Point scanning confocal microscope system offering faster scanning, powerful new features and vastly expanded spectral imaging capabilities.
Built on a reputation of incredible stability coupled with superior optical technologies, the C2+ with its host of functions and various analytical capabilities is the perfect tool for a new microscope, or as a new accessory to a Nikon imaging system. Now fully controlled by NIS-Elements imaging software, the system includes four channel confocal fluorescence imaging, and vastly expanded spectral capabilities with the ability to capture and unmix data acquired at any channel resolution across the entire detector bandwidth.
High Efficiency Scanning Heads and Detectors
The C2+ fits all Nikon microscopes with the smallest scan head footprint on the market. The system employs high precision mirrors and optically ideal circular pinholes, enabling noiseless, high contrast and high quality confocal imaging. The spectral detector of the C2+ enables high speed imaging using simultaneous quantitative 32-channel acquisition. Signal loss has been minimized while imaging of fluorescence spectra in real colors is possible by host of innovations for accurately correcting spectral data.
High Performance Optics
These high NA objectives are ideal for confocal imaging with correction of chromatic aberrations over a wide wavelength range, from ultra violet to infrared. Transmission is increased through the use of Nikon’s exclusive Nano Crystal Coat technology.
Enhanced Spectral Imaging
Acquisition of a 32-channel spectral image (512 x 512 pixels) with a single scan in 0.6 second is possible. Moreover, 512 x 32-pixel images can be captured at 24 fps.

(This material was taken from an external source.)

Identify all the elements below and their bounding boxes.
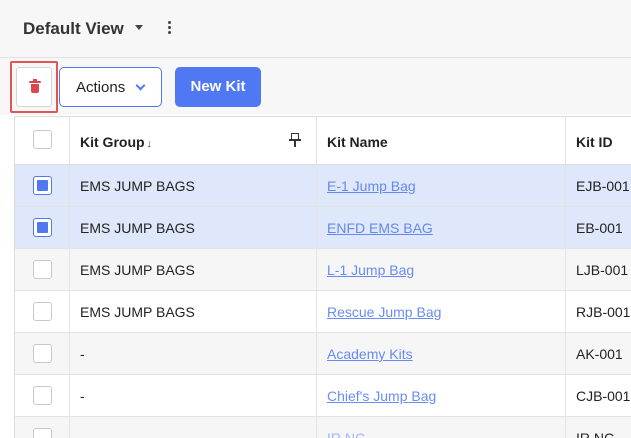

Accurate, High-speed Unmixing
Accurate spectral unmixing provides maximum performance in the separation of closely overlapping fluorescence spectra and the elimination of autofluorescence. Superior algorithms and high-speed data processing enable real time unmixing during image acquisition.
High Definition Diascopic DIC Imaging
The C2+ handles simultaneous 3-channel fluorescence or simultaneous 3-channel and diascopic DIC observation. High quality DIC images and fluorescence images can be superimposed to aid in image analysis such as locating fluorescence labels.
Increased flexibility and ease of use
NIS-Elements C control software enables integrated control of the confocal imaging system, microscope and peripheral devices with a simple and intuitive interface. Diverse reliable analysis functions are also available.